夕焼けが空を染める春の日の夕方、1.5坪あまりのコンテナのドアを開けて入ると、まだ残る冬の寒気が感じられた。
ソウル城北区三仙洞(ソンブクク、サムソンドン)の三仙小学校の裏手の路地に置かれたコンテナ。暖房設備は、電気カーペット一つがすべてだった。トイレもない。コンテナに住む老夫婦は、隣の一人暮らしの老人の家のトイレを利用する。台所は、コンテナと入口の階段の間。水は隣の家で汲んでくる。
コンテナに暮す老人は、第6、7、9、10代の国会議員で、新民党副総裁、平民党副総裁、統合民主党最高委員まで務めた朴永禄(パク・ヨンロク)元議員だ。
朴氏は、現役議員時代、軍事政権に最も妥協しない野党議員の一人に数えられた。辞職後は、民族社会団体総連合会をつくって活動した。しかし、事務所の賃貸料すら払えない状況で、支援を約束した社会団体も一つ二つと次第に離れていった。結局、滞っていた賃貸料を払えなかった朴元議員は、03年3月、40年間暮らした三仙洞の35坪の自宅を競売処分され、残った200万ウォンで、コンテナを買ったという。
「野党でも政権と適切に妥協し、自分のふところを温める者が多かったが、私はそのような人々に不満だった。しかし、ある日振り返ってみると、そのような人が政権も握る。世の中は変化しているのに、私はそのままだった」。
泣き面に蜂で04年9月、事業に失敗した次男が、「両親をしっかり扶養できず、苦労だけかけて申し訳ない」と自ら命を絶った。1980年代初め、当時、朴議員とともに新軍部に連行された長男は、江原道原州市(カンウォンド・ウォンジュシ)で事業をしていたが、借金だけを負った。
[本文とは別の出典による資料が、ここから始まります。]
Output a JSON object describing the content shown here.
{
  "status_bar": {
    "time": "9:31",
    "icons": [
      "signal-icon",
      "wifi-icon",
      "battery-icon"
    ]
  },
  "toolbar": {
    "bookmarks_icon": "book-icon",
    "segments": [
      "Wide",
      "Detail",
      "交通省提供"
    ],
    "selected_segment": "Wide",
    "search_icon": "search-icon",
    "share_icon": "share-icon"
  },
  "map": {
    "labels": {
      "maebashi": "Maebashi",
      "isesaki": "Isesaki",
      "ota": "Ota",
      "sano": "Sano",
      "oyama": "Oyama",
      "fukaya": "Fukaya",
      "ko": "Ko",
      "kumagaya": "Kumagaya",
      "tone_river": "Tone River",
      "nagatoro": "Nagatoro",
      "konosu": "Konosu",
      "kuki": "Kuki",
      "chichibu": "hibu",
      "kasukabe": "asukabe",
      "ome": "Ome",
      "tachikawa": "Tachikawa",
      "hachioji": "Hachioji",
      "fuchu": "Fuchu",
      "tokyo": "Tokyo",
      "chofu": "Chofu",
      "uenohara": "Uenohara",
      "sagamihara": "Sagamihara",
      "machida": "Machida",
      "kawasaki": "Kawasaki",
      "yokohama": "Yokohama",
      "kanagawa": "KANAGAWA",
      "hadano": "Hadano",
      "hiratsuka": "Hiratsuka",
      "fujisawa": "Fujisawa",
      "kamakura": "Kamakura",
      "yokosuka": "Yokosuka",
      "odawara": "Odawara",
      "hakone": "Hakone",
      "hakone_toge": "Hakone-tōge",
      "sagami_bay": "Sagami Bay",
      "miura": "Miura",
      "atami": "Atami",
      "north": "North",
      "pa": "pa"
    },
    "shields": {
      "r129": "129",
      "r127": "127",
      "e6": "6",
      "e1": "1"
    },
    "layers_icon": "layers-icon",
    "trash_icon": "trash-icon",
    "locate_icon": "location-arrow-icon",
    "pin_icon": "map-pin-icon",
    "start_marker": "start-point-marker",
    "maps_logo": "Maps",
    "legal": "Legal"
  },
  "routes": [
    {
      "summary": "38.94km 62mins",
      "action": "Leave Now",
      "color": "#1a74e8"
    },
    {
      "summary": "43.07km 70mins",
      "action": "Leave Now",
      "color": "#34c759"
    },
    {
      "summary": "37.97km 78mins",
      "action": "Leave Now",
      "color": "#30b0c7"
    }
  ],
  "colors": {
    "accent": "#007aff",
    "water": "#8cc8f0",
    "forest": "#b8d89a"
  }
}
朴元議員の「貧寒」は、かなりひどいケースに属するが、彼に劣らず暮らしが貧しい元議員は少なくない。なぜか。望ましい元議員たちの姿・文化とは、どのようなものか。
このような疑問を解消するために、東亜(トンア)日報と東義(トンウィ)大学選挙政治研究所(所長・全勇柱教授)は、3、4月の2ヵ月間にわたって、元議員の経済・社会的生活実態を調査した。800〜900人と推算される生存する元議員のうち、海外滞在や住所不明、回答拒否などを除く317人を対象に、電話あるいは直接に会って調査を実施した。
国内の学界やメディアを合わせて、元議員の生活全般を実体調査するのは、今回が初めてだ。調査の結果、元議員たちの生活ぶりは、中間層が薄く、上下の偏りが激しかった。
調査対象の64.4%(204人)は、月収が300万ウォン以下だった。彼らの平均月収は101万ウォン。満60歳を過ぎると、月100万ウォンが受け取れる年金まで含んだものだ。年金需給対象に該当せず、月収100万ウォン以下の元議員も、32.2%(102人)にもなった。
一方、月収300万ウォン以上は34.7%(110人)で、彼らの1ヵ月の平均月収は497万ウォンと算出された。調査対象者全体の平均月収は225万ウォンだった。0.9%(3人)は、月収額の公表を拒否した。
財産は、5億ウォン未満の人が53.0%(168人)で、彼らの平均財産は1億9000万ウォン。5億ウォン以上の財産保有者は40.2%(138人)で、彼らの平均財産は11億8000万ウォンと算出された。調査対象全体の平均財産は、6億1000万ウォンだった。
元議員10人のうち6人(60.3%)は、過去、国会議員の経歴が個人の社会・経済活動に役に立っていると述べた。彼らのうち約80%は、役に立った期間が10年が過ぎたと話した。
元議員の場合にも「前官礼遇」はあるが、現役の時に与党か野党か、どの常任委にいたかによって差が大きいことがわかった。与党出身の者が野党出身者より、常任委の中では建設交通委出身が相対的に前官礼遇を多く受けていることが調査により明らかになった。
調査対象の元議員の66.6%は、現在の国会の役割が、自分の在任の時よりもよくないと評価した。
延世(ヨンセ)大学の牟鍾璘(モ・ジョンリン)教授は、「各分野で専門性を積んだ後、国家に最後に奉仕しようと国会議員になった人に比べ、若い時から政治に『オールイン』した人々の場合、専門性の不足で引退後の生活程度が相対的に低く、議政活動の経験も効果的に生かすことができないことがわかった」と述べた。